Here’s the Savarkar quotation that separates out the Muslims, Christians, Parsis and Jews from the Hindus, Jains, Buddhists and Sikhs:
“For though Hindustan to them is Fatherland, as to any other Hindu, yet it is not to them a Holy Land too. Their Holy Land is far off in Arabia or Palestine. Their mythology and Godmen, ideas and heroes are not the children of this soil. Consequently, their names and their outlook smack of a foreign origin. Their love is divided.”
The most influential of the Rashtriya Swayamsevak Sangh’s founding fathers, MS Golwalkar, developed this line of pernicious thought further, to say what all Indians who are not Hindus must do:
“[they] must adopt Hindu culture and language, must learn and respect and hold in reverence the Hindu religion, must entertain no idea but those of glorification of the Hindu race and culture…. In a word, they must cease to be foreigners, or may stay in the country wholly subordinated to the Hindu nation, claiming nothing, deserving no privileges, far less any preferential treatment – not even citizen’s rights.”
This is no isolated statement; the books he wrote teem with paragraphs that reflect the same sentiment.
Both the original formulation of the theory and its practical application by Golwalkar are utterly flawed even on a cursory examination, because if these arguments were valid, then the millions of Indian-origin American or European citizens who regard India as their Holy Land would need to be considered inimical in those countries, especially since they are not even sons or daughters of the soil, unlike the Muslims or Christians in India. The same argument for discrimination would hold true for the hundreds of millions of Buddhists around the world, whether in Japan, China or Sri Lanaka, who regard many places in India as their Holy Land.
But let’s keep aside the lack of reason and logic in Savarkar’s and Golwalkar’s argument, and look at how their views might explain the stand of the 47. If you see Indian nationhood in Savarkarian terms, as one defined by faith, then it begins to make sense why Indian history should be seen through the lens of religion, as a sequence of communal wars and resultant atrocities.
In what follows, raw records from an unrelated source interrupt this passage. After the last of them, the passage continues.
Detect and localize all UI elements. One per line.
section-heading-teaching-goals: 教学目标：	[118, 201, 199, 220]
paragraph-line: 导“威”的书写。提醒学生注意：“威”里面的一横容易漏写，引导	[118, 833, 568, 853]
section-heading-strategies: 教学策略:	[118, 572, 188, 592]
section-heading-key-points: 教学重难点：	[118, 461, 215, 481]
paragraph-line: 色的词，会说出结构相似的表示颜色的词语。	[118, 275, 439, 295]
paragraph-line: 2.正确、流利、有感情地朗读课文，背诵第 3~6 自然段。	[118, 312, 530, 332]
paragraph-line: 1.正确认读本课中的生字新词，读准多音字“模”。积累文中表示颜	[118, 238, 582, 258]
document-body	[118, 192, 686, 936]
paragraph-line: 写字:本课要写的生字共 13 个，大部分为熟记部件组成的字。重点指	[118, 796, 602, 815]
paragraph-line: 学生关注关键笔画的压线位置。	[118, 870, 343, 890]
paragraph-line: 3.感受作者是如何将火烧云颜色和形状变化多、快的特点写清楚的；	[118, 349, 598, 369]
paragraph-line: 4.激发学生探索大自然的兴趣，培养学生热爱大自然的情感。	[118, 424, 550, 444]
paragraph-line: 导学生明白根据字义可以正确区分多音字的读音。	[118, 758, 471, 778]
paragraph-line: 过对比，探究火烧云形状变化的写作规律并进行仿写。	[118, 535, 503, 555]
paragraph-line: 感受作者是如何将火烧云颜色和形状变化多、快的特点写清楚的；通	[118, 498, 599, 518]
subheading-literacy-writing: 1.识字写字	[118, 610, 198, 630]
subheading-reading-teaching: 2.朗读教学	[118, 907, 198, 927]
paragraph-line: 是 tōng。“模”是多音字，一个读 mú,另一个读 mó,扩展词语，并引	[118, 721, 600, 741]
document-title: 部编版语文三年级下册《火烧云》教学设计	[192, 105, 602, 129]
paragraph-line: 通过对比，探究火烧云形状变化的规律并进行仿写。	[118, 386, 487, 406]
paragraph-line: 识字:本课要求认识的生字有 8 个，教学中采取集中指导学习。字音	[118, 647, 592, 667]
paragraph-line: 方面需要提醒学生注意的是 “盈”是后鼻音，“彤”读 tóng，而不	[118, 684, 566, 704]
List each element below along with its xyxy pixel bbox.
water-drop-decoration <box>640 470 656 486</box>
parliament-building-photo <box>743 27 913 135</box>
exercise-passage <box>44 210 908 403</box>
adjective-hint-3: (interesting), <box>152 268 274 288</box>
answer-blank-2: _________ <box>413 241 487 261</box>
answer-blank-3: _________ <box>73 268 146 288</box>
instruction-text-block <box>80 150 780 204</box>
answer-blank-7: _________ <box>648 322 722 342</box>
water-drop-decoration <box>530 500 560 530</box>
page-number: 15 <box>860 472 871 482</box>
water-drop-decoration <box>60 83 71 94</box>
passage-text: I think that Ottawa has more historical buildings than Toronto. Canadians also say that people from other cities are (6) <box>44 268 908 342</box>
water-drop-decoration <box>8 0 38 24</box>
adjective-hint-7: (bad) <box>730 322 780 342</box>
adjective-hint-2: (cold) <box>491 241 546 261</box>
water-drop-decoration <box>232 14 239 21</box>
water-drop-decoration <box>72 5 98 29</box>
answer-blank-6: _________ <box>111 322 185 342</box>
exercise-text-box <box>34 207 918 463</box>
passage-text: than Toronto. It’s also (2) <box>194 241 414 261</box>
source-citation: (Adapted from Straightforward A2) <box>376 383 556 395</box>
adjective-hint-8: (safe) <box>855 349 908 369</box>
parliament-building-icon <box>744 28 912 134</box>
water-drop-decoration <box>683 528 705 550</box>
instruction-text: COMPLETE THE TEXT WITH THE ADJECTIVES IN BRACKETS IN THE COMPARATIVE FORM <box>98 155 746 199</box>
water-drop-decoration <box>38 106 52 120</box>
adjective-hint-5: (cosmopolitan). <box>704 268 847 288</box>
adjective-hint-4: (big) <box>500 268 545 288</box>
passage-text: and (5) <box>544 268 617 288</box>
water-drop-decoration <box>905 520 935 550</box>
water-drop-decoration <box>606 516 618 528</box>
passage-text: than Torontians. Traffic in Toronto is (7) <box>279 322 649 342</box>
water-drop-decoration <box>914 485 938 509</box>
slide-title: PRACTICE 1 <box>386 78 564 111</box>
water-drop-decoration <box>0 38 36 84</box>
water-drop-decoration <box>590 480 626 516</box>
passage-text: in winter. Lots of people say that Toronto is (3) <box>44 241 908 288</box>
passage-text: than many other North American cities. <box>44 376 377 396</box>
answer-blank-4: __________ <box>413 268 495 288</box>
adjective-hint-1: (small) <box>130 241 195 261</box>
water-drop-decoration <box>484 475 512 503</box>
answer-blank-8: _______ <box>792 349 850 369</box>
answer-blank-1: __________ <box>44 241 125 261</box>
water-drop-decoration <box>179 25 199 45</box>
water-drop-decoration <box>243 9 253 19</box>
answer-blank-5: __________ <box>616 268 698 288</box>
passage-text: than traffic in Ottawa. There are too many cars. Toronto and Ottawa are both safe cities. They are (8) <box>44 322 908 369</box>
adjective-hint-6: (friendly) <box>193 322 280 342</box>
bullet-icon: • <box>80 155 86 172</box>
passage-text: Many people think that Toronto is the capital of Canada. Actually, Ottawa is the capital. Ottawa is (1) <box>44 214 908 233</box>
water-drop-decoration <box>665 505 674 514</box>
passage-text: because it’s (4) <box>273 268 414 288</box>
But if you see Indian nationhood as defined by a common allegiance to the Indian Constitution and by common shared, lived experiences over the past many centuries and millennia, the project of the 47 to assign special significance to some brutalities and not others stand out as a blatantly political exercise to divide Indian citizens, a project that goes against the spirit of the Constitution whose foundational principle is equality for everyone irrespective of caste, religion, or gender.